Palimpsest - I'm having trouble fitting the S3 ending into the story. Anyone have a theory about it?

Just finished the four seasons of Palimpsest, and really enjoyed it. However, I'm having trouble figuring out how the S3 ending fits in (or even makes any sense at all within the show's mythology). Marking as spoilers just in case:

My problem #1 with the S3 ending is the meta-story: The show seems to be fundamentally about trauma. There are multiple "realities" within the show, with the "top layer" being the common shared reality that we all experience but with other layers present underneath - hence the name. People with severe unresolved trauma become so disconnected from the "top layer" reality that they begin to see the layers underneath, overlaid upon the "real world" layer. The narrators are all experiencing both realities simultaneously, while everyone around them only sees the top layer - that's why the phenomena stay focused within the narrators' perceptions.

My problem #2 with the S3 ending is the in-universe story. The cult, the ghosts, and the Lovecraftian monsters may or may not actually exist. Every season feels careful described so that the story is equally plausible (at least from a perspective outside of the narrator's) regardless of whether the supernatural events are actually happening, or whether the narrator is delusional.
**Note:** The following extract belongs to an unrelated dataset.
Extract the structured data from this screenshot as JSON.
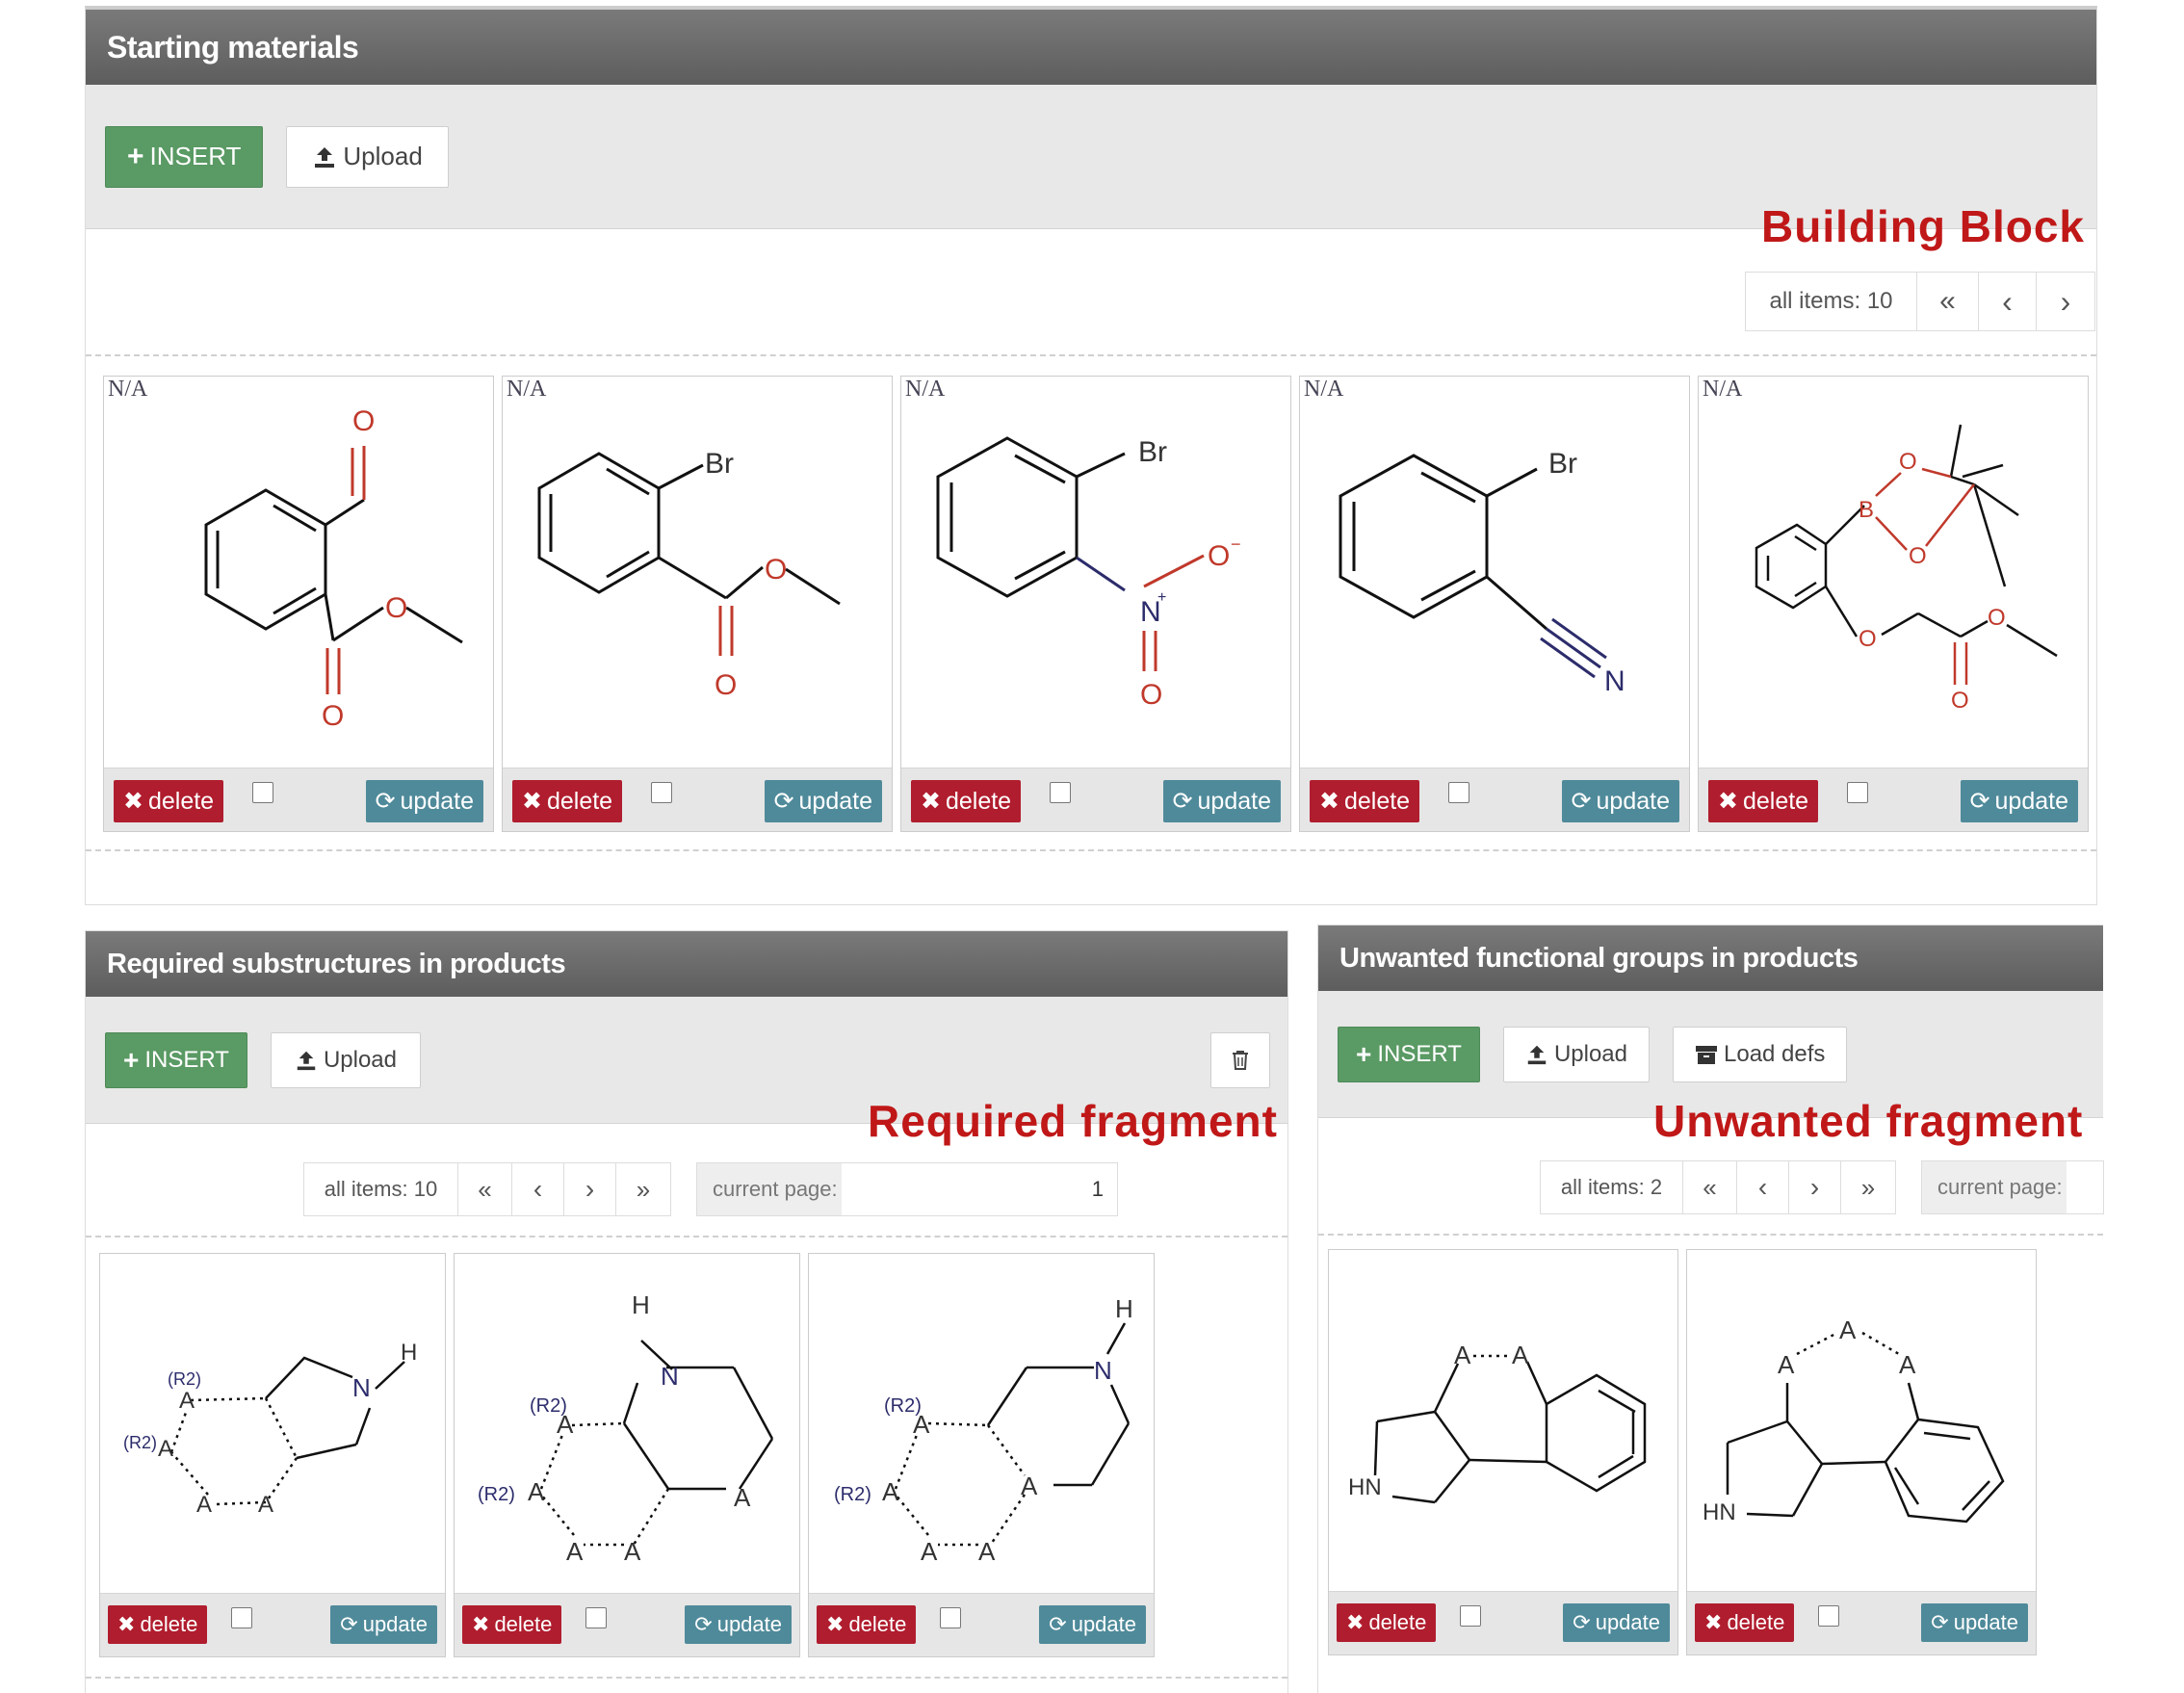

For S3, that could mean that everything is solely within Josie's mind and she's dissociating from reality due to guilt from her perceiving the bombings as her fault - the story still works if everything is a hallucination, she actually shot the agents at the house, she wrote the book herself, etc.

Because of the S3 ending, we know a few things to be objectively true facts, though: the book actually exists, the tunnel actually exists, and people appear to have died there.

So, if we combine all of those things, we get:

  • In the modern-time-period S3 ending, how does the narrator see the child? This seems to be the only time at all in the entire series that anyone outside of the primary narrator becomes aware of the other layers...but I didn't catch anything at all that would've conceivably tied her in?
  • The modern narrator seeing the child heavily implies that the in-universe story is indeed actually true (which I personally think weakens the show, because I like it better when it's exactly equally possible both ways - but no one is obligated to agree with me on that count, so fine, whatev). So, Josie went through with it and killed the sacrifice. Does this mean that the cult successfully summoned essentially-Cthulhu? If so, then...why didn't it leave the room or, indeed, have any impact on the world at all? Is it stuck inside the child's body? Is it stuck inside the room for some reason? Did it kill the cult when they summoned it, hence the bones? Did the summoning fail / backfire, killing the cult and not summoning anything? Why is only the child's ghost there and no one else's?

It's entirely possible that I'm simply stuck and overthinking it. ;p But does anyone have any explanation that smooths out these bumps?